Quando un talento del calcio fallisce il dribbling della vita ed entra – non come vittima, ma come carnefice – in quel girone dantesco fatto di estorsori, di usurai e di malavitosi  che affollano una città come Palermo; quando un ex calciatore come Fabrizio Miccoli, ex rosanero (miglior marcatore della storia del club con 81 reti), ma anche della Juventus, della Fiorentina, della Ternana, del Benfica e perfino della Nazionale (10 presenze, 2 gol), viene condannato dalla Cassazione a 3 anni e 6 mesi di carcere per estorsione aggravata dal metodo mafioso (si era rivolto al figlio del boss della Kalsa per “recuperare” dei soldi); quando definisce “fango” un magistrato come Giovanni Falcone, bisogna riflettere sul nostro modo di vedere gli idoli e sul rischio di poterne emulare i gesti: il colpo di tacco resta un colpo di tacco, ma la vita è un’altra cosa.
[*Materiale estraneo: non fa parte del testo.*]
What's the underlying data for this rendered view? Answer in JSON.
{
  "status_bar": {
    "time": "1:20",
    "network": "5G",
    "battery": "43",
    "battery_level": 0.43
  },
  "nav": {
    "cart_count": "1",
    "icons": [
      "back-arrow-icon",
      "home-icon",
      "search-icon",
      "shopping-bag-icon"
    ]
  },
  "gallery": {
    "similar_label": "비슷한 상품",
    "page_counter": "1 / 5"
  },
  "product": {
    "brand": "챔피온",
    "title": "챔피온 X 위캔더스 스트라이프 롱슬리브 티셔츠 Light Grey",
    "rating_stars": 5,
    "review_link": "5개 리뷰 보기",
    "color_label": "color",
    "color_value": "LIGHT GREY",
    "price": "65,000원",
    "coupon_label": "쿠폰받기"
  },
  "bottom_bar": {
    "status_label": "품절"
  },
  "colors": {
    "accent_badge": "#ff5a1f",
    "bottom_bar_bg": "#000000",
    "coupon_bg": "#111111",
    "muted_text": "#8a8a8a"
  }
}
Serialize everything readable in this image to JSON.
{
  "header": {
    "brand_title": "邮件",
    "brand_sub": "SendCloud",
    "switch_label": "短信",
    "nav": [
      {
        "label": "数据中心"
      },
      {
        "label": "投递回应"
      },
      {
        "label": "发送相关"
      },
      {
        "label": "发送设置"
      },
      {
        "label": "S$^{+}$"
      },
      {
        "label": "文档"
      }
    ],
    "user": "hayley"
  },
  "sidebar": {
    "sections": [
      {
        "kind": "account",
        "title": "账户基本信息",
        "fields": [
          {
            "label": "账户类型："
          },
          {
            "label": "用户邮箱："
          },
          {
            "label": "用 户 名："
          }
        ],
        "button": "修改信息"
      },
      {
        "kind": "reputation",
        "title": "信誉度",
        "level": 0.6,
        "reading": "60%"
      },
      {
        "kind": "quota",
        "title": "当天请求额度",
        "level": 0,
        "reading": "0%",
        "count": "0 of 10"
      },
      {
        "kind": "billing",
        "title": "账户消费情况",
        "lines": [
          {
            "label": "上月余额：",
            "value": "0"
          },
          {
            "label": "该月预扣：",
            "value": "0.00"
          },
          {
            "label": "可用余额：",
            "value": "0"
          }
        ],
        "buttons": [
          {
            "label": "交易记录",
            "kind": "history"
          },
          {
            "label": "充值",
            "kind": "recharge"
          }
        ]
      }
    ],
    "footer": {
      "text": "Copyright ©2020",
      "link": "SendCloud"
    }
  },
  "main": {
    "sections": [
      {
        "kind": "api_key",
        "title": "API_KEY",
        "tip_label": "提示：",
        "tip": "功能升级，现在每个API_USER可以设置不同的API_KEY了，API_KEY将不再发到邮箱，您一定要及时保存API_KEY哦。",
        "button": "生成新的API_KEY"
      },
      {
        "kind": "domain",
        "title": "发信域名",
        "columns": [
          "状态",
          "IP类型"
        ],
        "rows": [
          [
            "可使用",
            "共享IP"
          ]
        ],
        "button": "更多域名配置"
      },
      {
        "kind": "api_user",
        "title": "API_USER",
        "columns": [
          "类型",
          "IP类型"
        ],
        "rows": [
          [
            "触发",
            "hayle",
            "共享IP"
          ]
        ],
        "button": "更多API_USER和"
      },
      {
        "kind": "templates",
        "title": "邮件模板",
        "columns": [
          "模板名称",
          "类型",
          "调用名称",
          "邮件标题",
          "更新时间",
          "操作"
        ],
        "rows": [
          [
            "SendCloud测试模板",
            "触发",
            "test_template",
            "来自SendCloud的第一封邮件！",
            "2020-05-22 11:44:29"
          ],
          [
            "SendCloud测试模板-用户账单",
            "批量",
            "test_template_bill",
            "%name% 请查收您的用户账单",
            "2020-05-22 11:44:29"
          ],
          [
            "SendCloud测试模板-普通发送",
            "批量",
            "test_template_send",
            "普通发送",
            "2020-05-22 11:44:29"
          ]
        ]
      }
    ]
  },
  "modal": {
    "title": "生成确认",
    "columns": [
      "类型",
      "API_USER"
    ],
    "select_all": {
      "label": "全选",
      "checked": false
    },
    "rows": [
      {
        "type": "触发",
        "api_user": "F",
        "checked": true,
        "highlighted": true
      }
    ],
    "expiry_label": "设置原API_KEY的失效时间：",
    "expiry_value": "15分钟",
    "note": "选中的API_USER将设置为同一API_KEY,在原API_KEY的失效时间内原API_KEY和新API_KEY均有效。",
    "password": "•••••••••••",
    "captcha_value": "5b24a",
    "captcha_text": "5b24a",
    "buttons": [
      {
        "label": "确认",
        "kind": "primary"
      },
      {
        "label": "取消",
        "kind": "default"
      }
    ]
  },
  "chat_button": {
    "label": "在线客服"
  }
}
Se proprio non possiamo farne a meno, imitiamo (o cerchiamo di imitare) il colpo di tacco, ma teniamoci alla larga dallo squallore che anche un campione può esprimere fuori dal campo.

Quante finte, quanti dribbling, quanti gol (metaforicamente parlando) vediamo ogni giorno, restando ubriacati da chi li fa, senza riuscire a scindere il gesto dal suo autore?   

Il discorso ovviamente non riguarda solo Miccoli  (metafora più marcata e più sfacciata di tanta idolatria che si vede in giro), ma tanti (tanti, non tutti, senza generalizzare) altri “simboli” più famosi (non solo del mondo del calcio) che la tivù spesso ci propina in modo distorto, portandoci ad identificarci con loro, a illuderci di essere come loro, a farci manovrare da loro, a farci dimenticare che nella vita possiamo essere persino migliori di loro.  

L’idolo ammiriamolo quando fa un bel tackle, ma fermiamoci lì. Dopodiché volgiamo il nostro sguardo altrove e guardiamo ai Maestri, quelli veri, come Giovanni Falcone. Seguiamo loro.